What's your use goal? I'm not sure what units you've used, but there's a definitely a visible difference between the Delta printers it looks like you're tooling around with and, say, a 3D45. Not that there's anything wrong with that, especially considering price point - I'm just curious what your usage is.





user-inactivated  ·  2226 days ago  ·  link  ·  

Thanks! I don't really know what I'm doing.

    What's your use goal? I'm not sure what units you've used, but there's a definitely a visible difference between the Delta printers it looks like you're tooling around with and, say, a 3D45. Not that there's anything wrong with that, especially considering price point - I'm just curious what your usage is.

I was thinking of the sort of middle to lower tier builds I see on reprap.org where people are building for hobbiest or home use, and running $15 rolls of PLA through it.

Right now, I have a secondhand i3 clone with a cracked acrylic frame, worn out bushings, and zip-tie secured linear rails.
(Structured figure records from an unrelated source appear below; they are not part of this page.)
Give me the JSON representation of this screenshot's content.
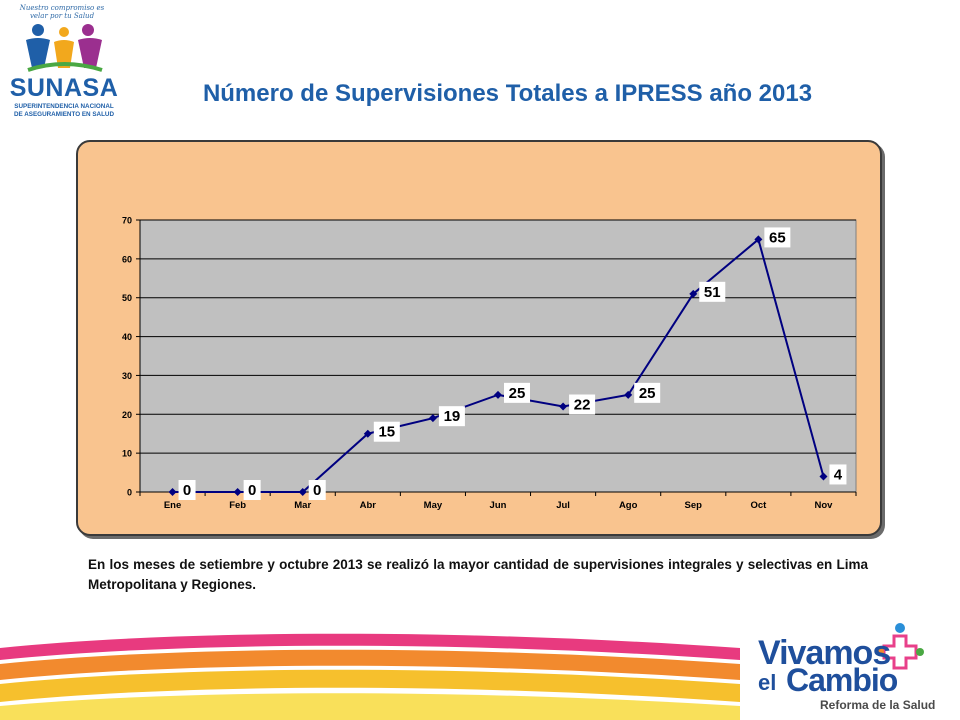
{
  "logo": {
    "tagline": "Nuestro compromiso es velar por tu Salud",
    "name": "SUNASA",
    "subtitle_line1": "SUPERINTENDENCIA NACIONAL",
    "subtitle_line2": "DE ASEGURAMIENTO EN SALUD"
  },
  "slide": {
    "title": "Número de Supervisiones Totales a IPRESS año 2013",
    "caption": "En los meses de setiembre y octubre 2013 se realizó la mayor cantidad de supervisiones integrales y selectivas en Lima Metropolitana y Regiones."
  },
  "footer_logo": {
    "word1": "Vivamos",
    "word2": "el",
    "word3": "Cambio",
    "tagline": "Reforma de la Salud"
  },
  "colors": {
    "title_blue": "#1f5fa8",
    "panel_fill": "#f9c48f",
    "plot_fill": "#c0c0c0",
    "series_line": "#000080"
  },
  "chart_data": {
    "type": "line",
    "title": "",
    "xlabel": "",
    "ylabel": "",
    "categories": [
      "Ene",
      "Feb",
      "Mar",
      "Abr",
      "May",
      "Jun",
      "Jul",
      "Ago",
      "Sep",
      "Oct",
      "Nov"
    ],
    "series": [
      {
        "values": [
          0,
          0,
          0,
          15,
          19,
          25,
          22,
          25,
          51,
          65,
          4
        ]
      }
    ],
    "ylim": [
      0,
      70
    ],
    "yticks": [
      0,
      10,
      20,
      30,
      40,
      50,
      60,
      70
    ],
    "grid": true,
    "legend": "none",
    "data_labels": true
  }
}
Objectively, it is a steaming pile but it works ok. The belt pulleys on it don't even have bearings, they just rotate on a screw. The z axis lead screws wobble all over the place. On the one hand, improving on it should be pretty easy. On the other hand,the thing already is capable of producing reliable interfaces for my camera's lens mount and hood rings.

I'm still figuring out the best workflow for designing stuff. I've gravitated to mocking the whole thing up roughly in blender, and then fiddling in openscad until it works like mockup.